Djokovic, Swiatek Head French Open 2026 Draw on Day 4
The french open 2026 draw turns to second-round singles play on Wednesday in Paris, and Novak Djokovic, Iga Swiatek, Alexander Zverev and Elena Rybakina are all on the slate. The day gives the top seeds little room to breathe, with featured matches spread across Philippe-Chatrier, Suzanne-Lenglen and Court 14.
Djokovic meets Valentin Royer third on Court Philippe-Chatrier after rallying from a set down against Giovanni Mpetshi Perricard on Sunday night, a win that was his first in two-and-a-half months. Swiatek opens the day at 12:00pm on the same court against Sara Bejlek, while Zverev is not before 8:15 against Tomas Machac in the late match on Chatrier.
Philippe-Chatrier Spotlight
Swiatek has handled this tournament better than almost anyone in the field. She has advanced to the second week in all seven of her prior Roland Garros appearances, and she dropped just three games in her opening round, while Bejlek arrived here after beating Sloane Stephens on Sunday for only her second win at a Major.

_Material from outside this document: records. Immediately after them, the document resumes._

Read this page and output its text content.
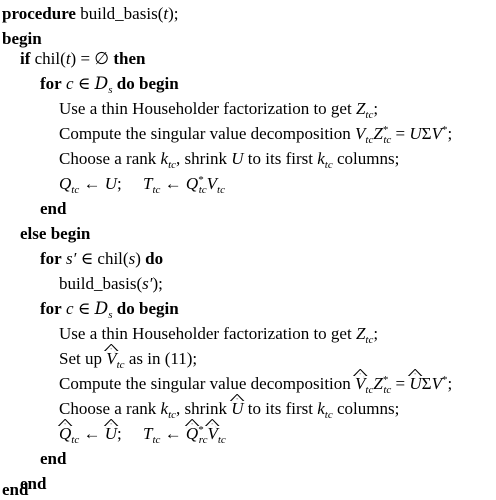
procedure build_basis(t);
begin
if chil(t) = ∅ then
for c ∈ $D_s$ do begin
Use a thin Householder factorization to get $Z_{tc}$;
Compute the singular value decomposition $V_{tc}Z^*_{tc} = U\Sigma V^*$;
Choose a rank $k_{tc}$, shrink U to its first $k_{tc}$ columns;
$Q_{tc}$ ← U;     $T_{tc}$ ← $Q^*_{tc}V_{tc}$
end
else begin
for s′ ∈ chil(s) do
build_basis(s′);
for c ∈ $D_s$ do begin
Use a thin Householder factorization to get $Z_{tc}$;
Set up V $\^{}_{tc}$ as in (11);
Compute the singular value decomposition V $\^{}_{tc}Z^*_{tc} = U$ ^ΣV*;
Choose a rank $k_{tc}$, shrink U ^ to its first $k_{tc}$ columns;
Q $\^{}_{tc}$ ← U ^;     $T_{tc}$ ← Q $\^{}^*_{rc}V$ $\^{}_{tc}$
end
end
end
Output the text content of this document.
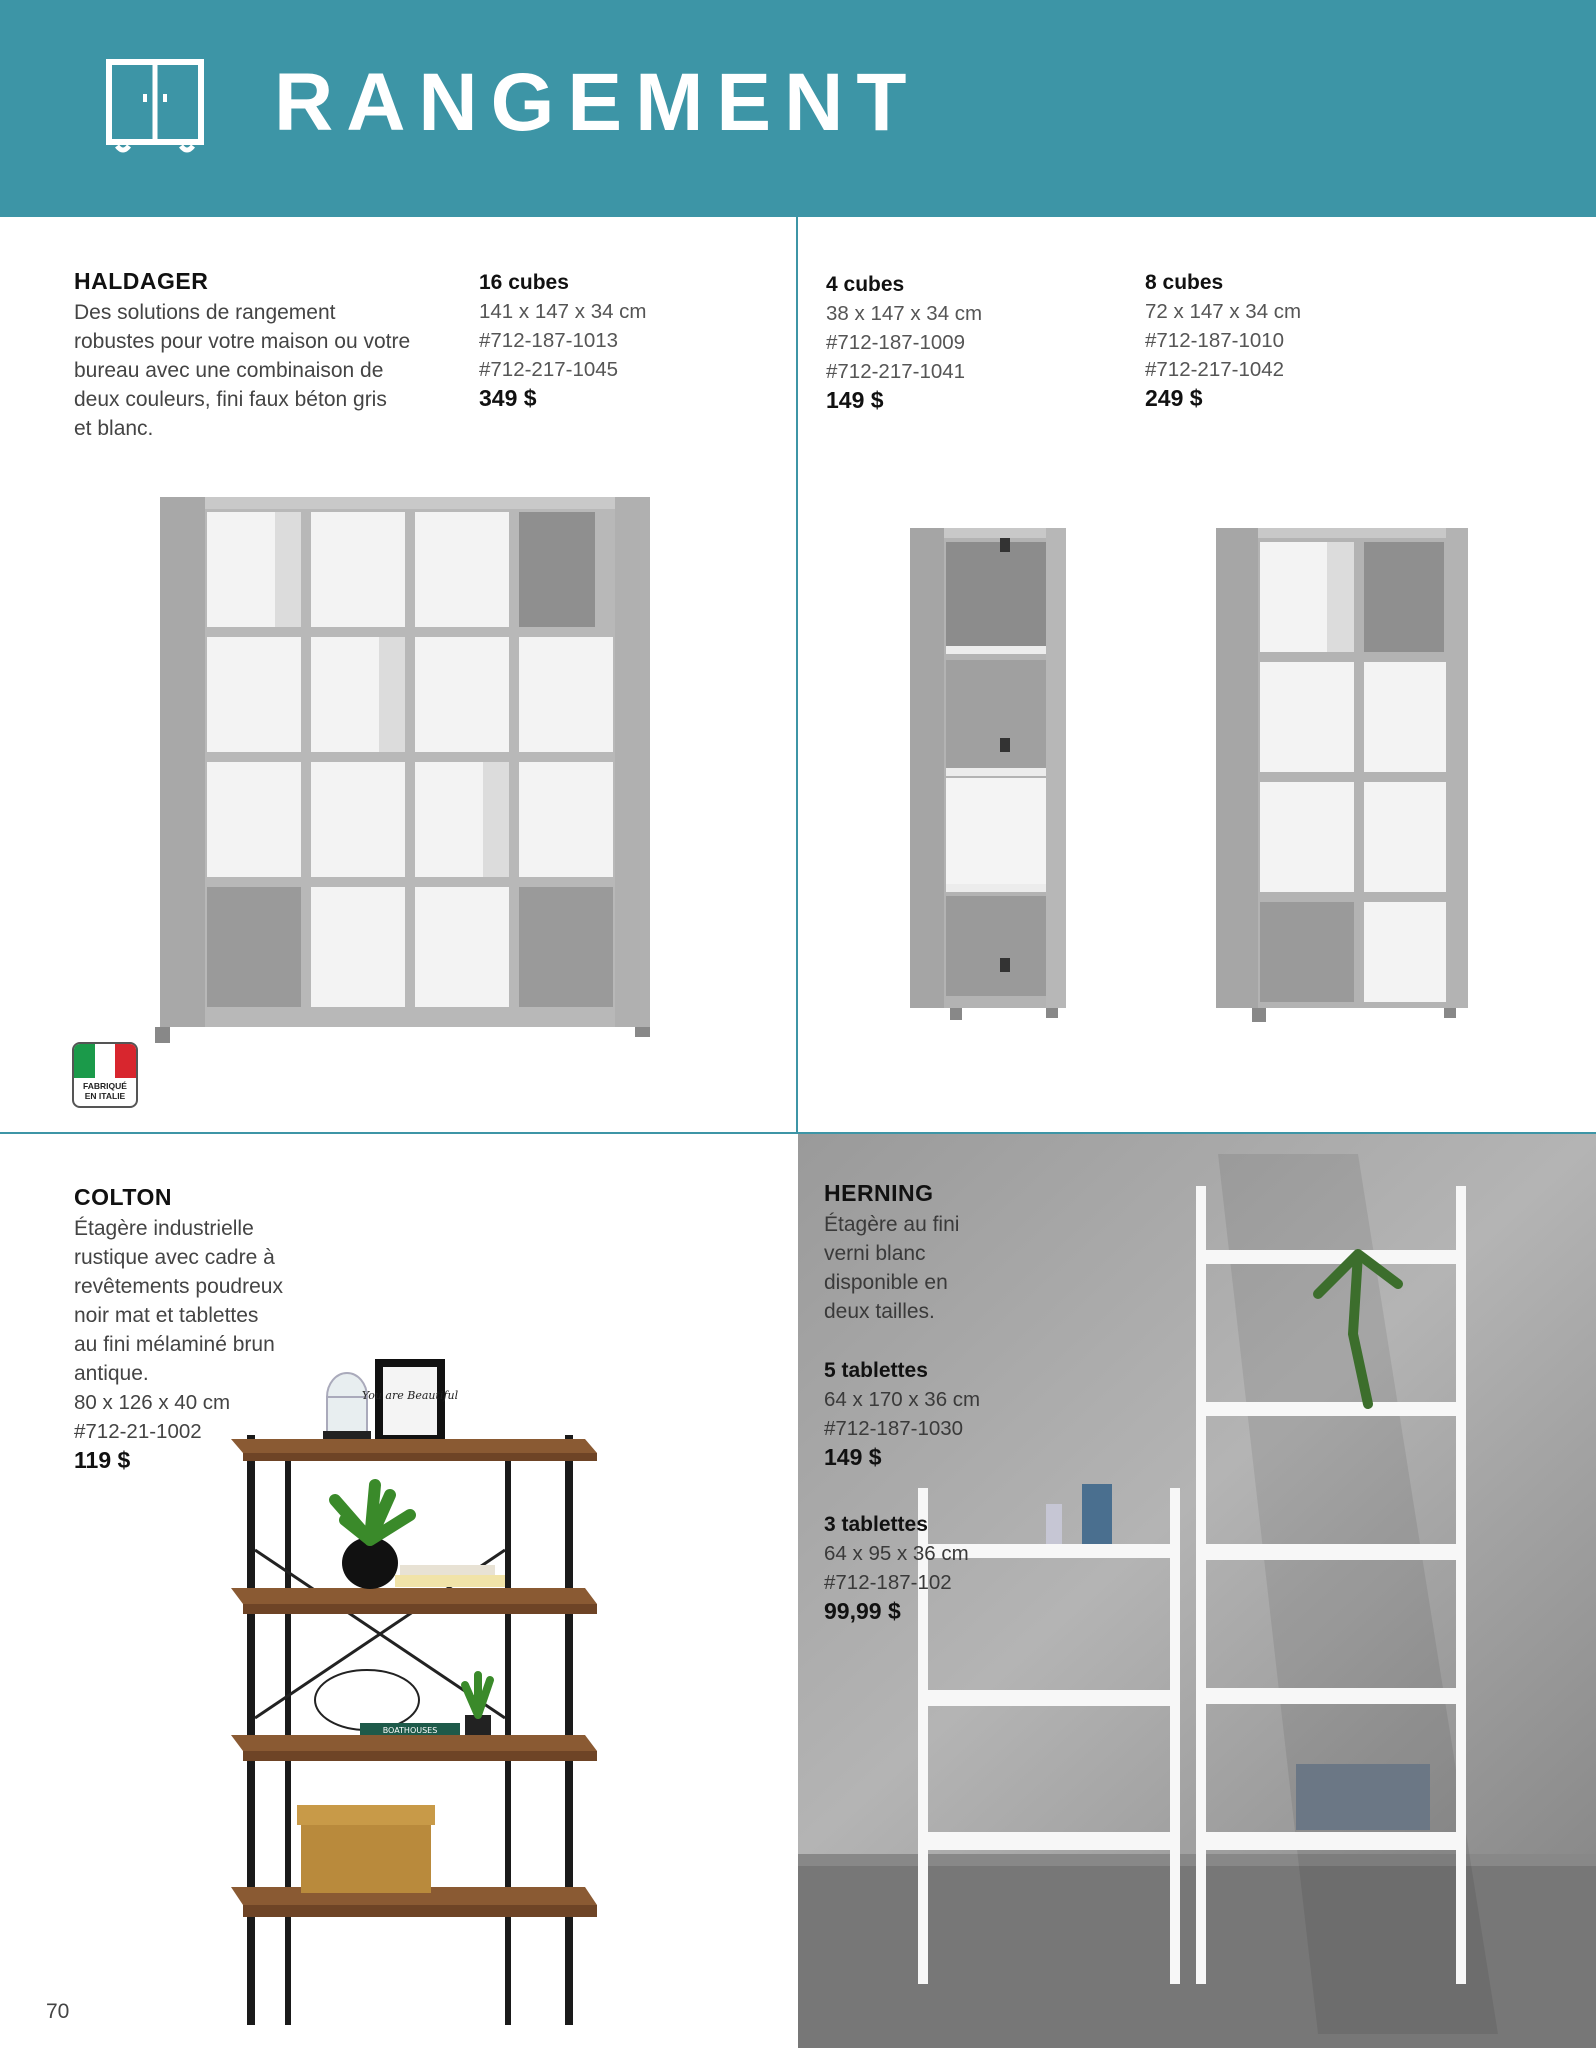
RANGEMENT
HALDAGER
Des solutions de rangement
robustes pour votre maison ou votre
bureau avec une combinaison de
deux couleurs, fini faux béton gris
et blanc.
16 cubes
141 x 147 x 34 cm
#712-187-1013
#712-217-1045
349 $
4 cubes
38 x 147 x 34 cm
#712-187-1009
#712-217-1041
149 $
8 cubes
72 x 147 x 34 cm
#712-187-1010
#712-217-1042
249 $
FABRIQUÉ
EN ITALIE
COLTON
Étagère industrielle
rustique avec cadre à
revêtements poudreux
noir mat et tablettes
au fini mélaminé brun
antique.
80 x 126 x 40 cm
#712-21-1002
119 $
You are Beautiful
BOATHOUSES
HERNING
Étagère au fini
verni blanc
disponible en
deux tailles.
5 tablettes
64 x 170 x 36 cm
#712-187-1030
149 $
3 tablettes
64 x 95 x 36 cm
#712-187-102
99,99 $
70
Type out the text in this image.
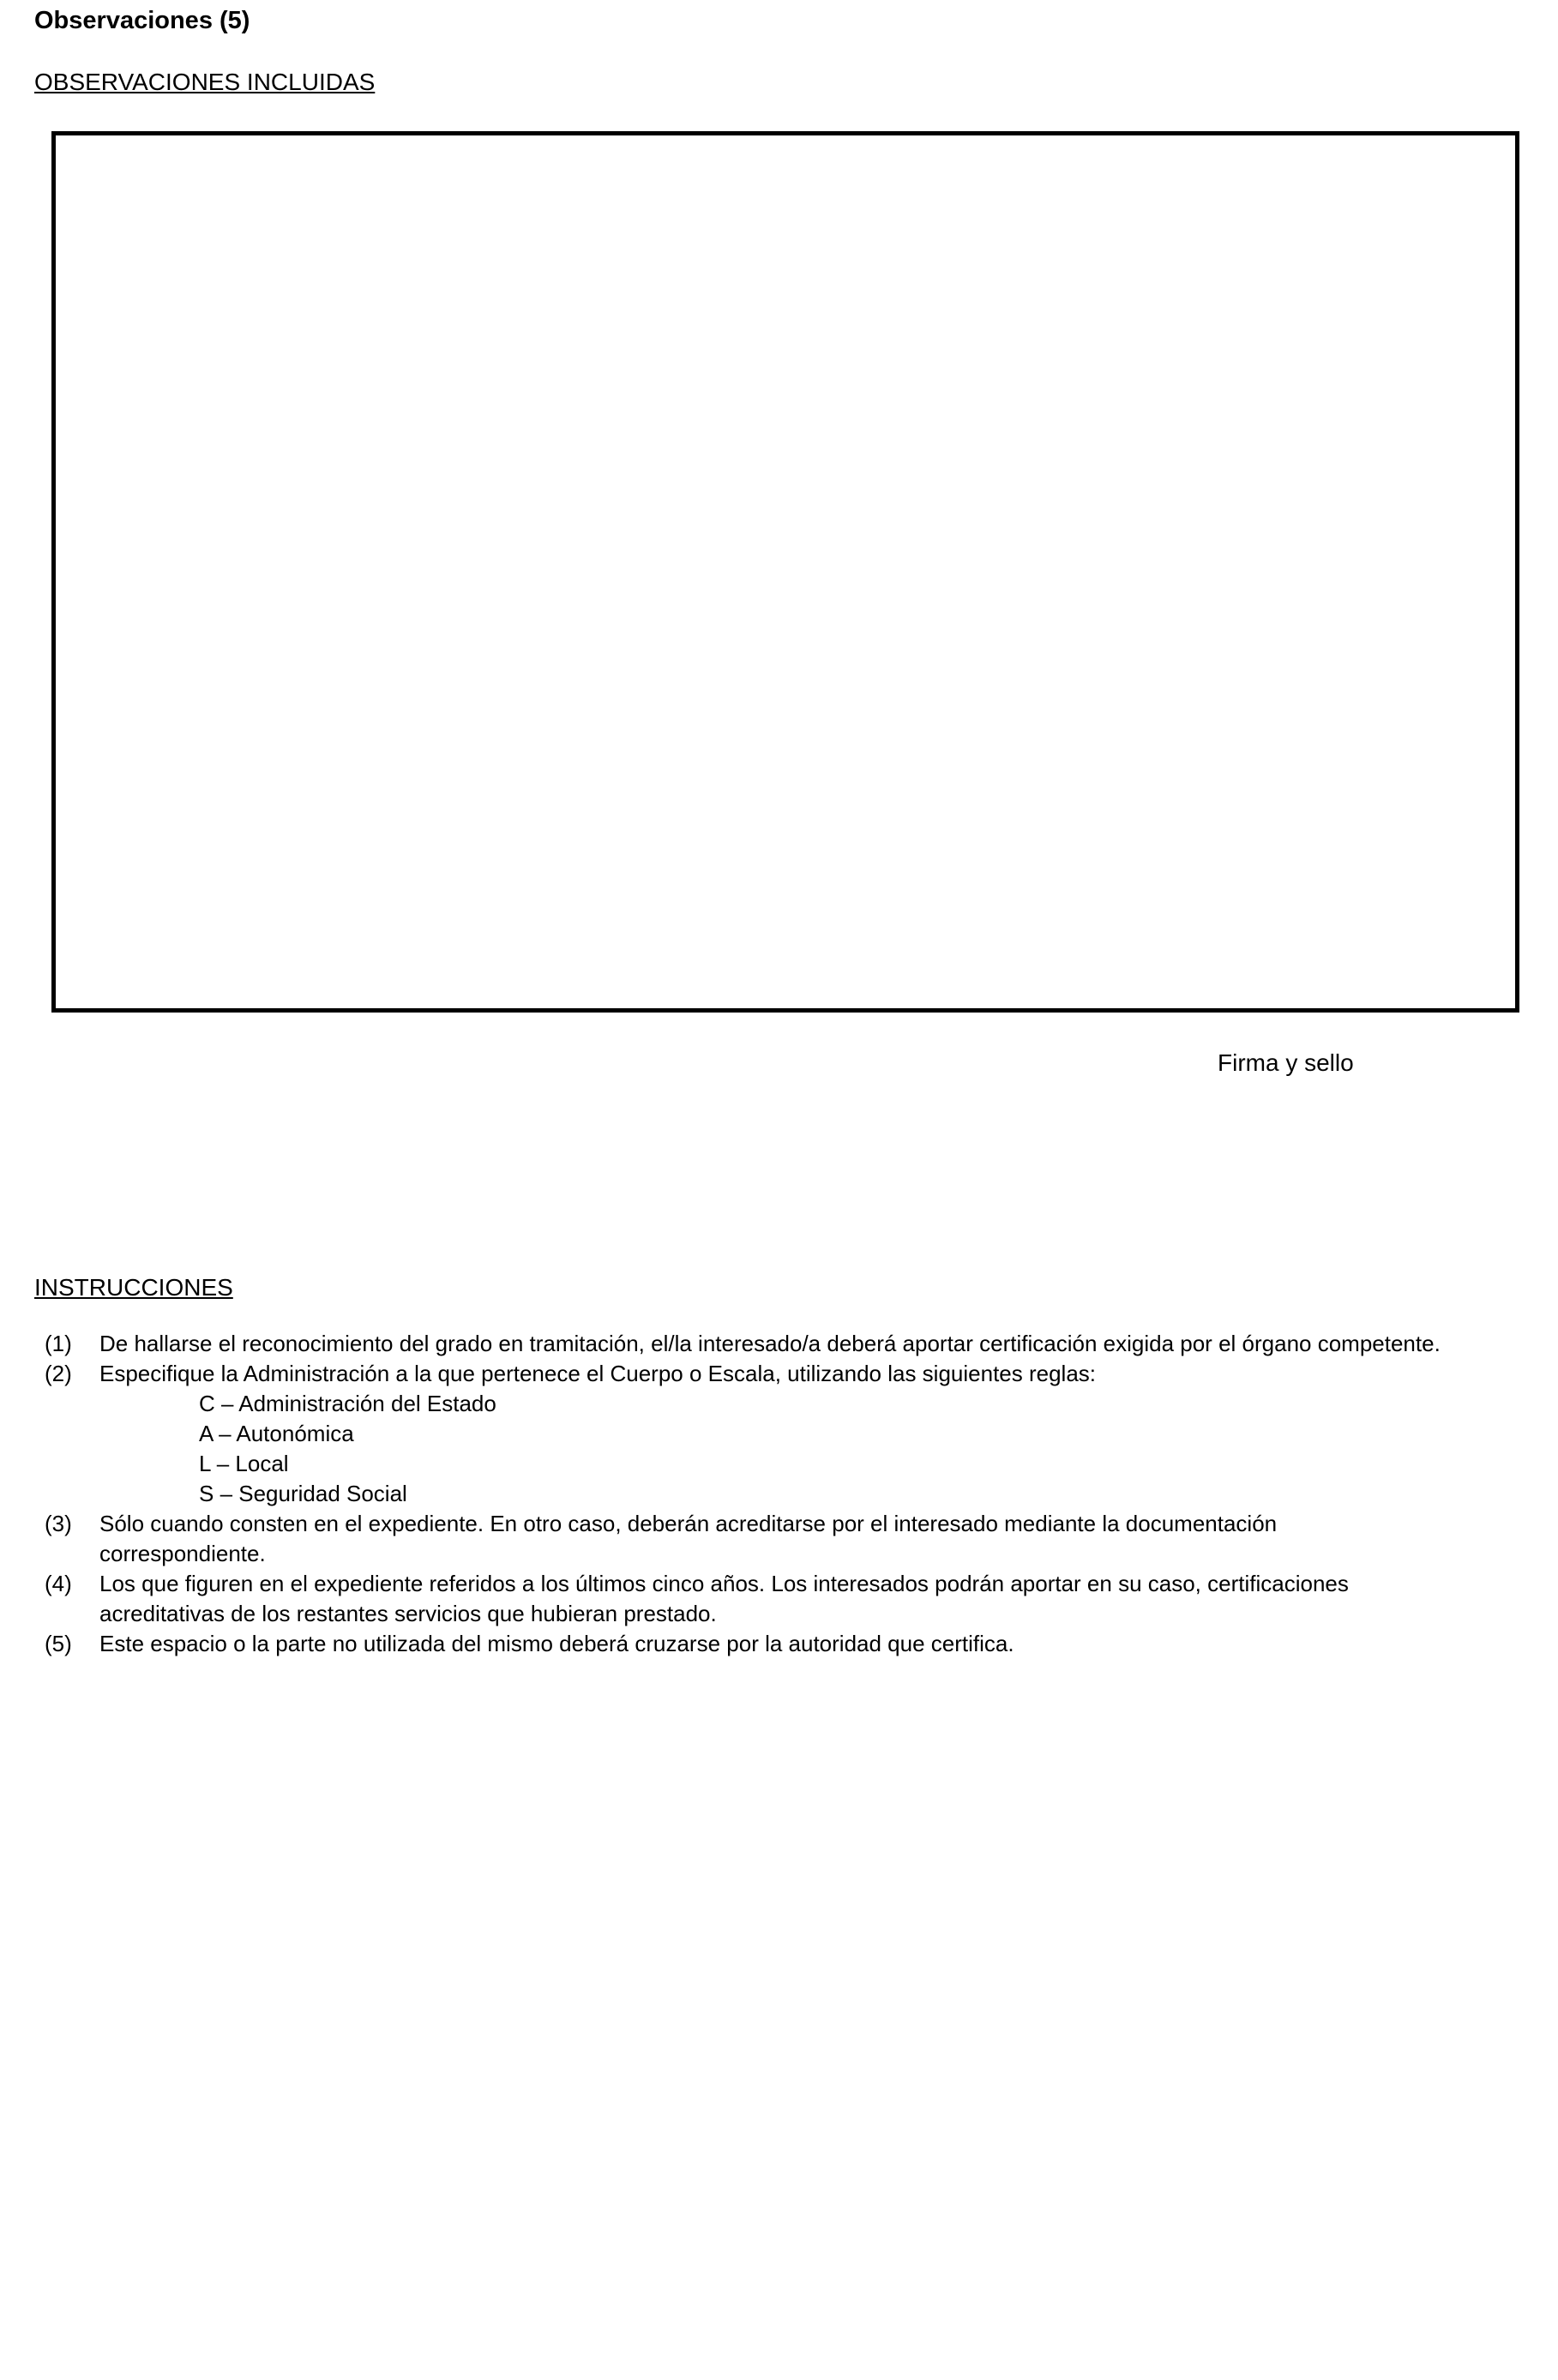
Observaciones (5)
OBSERVACIONES INCLUIDAS
Firma y sello
INSTRUCCIONES
(1) De hallarse el reconocimiento del grado en tramitación, el/la interesado/a deberá aportar certificación exigida por el órgano competente.
(2) Especifique la Administración a la que pertenece el Cuerpo o Escala, utilizando las siguientes reglas:
C – Administración del Estado
A – Autonómica
L – Local
S – Seguridad Social
(3) Sólo cuando consten en el expediente. En otro caso, deberán acreditarse por el interesado mediante la documentación
correspondiente.
(4) Los que figuren en el expediente referidos a los últimos cinco años. Los interesados podrán aportar en su caso, certificaciones
acreditativas de los restantes servicios que hubieran prestado.
(5) Este espacio o la parte no utilizada del mismo deberá cruzarse por la autoridad que certifica.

Rybakina is the other major seed in the same daily window, and her second-round test comes against Yuliia Starodubtseva second on Court Suzanne-Lenglen. Both players gave up just four games in their opening matches, so the margin was narrow from the start and the court assignment pushes that pressure onto a main-stage schedule.
Zverev Meets Machac Again
Zverev and Machac both won their first-round matches in straight sets, and the pairing brings back a matchup from the Paris Olympics two years ago at the same venue. Zverev won that meeting 6-3, 7-5, which gives the late-night slot on Philippe-Chatrier a clear reference point for a rematch with little margin built in.
Elsewhere on the schedule, Joao Fonseca meets Dino Prizmic third on Court 14, and James Duckworth plays Rafael Jodar third on Court 7. Fonseca beat France’s Luka Pavlovic in straight sets on Sunday, Prizmic has won 26 matches this year at all levels with 19 of those victories on clay, Jodar lost only five games in his opening round, and Duckworth advanced after Gabriel Diallo retired mid-match.
Djokovic, Royer, and the Late Slot
Djokovic enters Wednesday as the men’s singles No. 3 seed, but Royer brings his own problem for the draw: he is 0-2 in the second round of Majors. That combination keeps the Chatrier crowd centered on a match that now sits in the middle of a day packed with seeds, qualifiers and players carrying recent clay-court form into the second week push.
For readers tracking the order of play, the practical answer is simple: Swiatek starts the day at noon, Rybakina follows on Lenglen, and Djokovic and Zverev anchor Philippe-Chatrier later in the session. Wednesday’s slate is built around those four names, and all four are scheduled to be on court in Paris.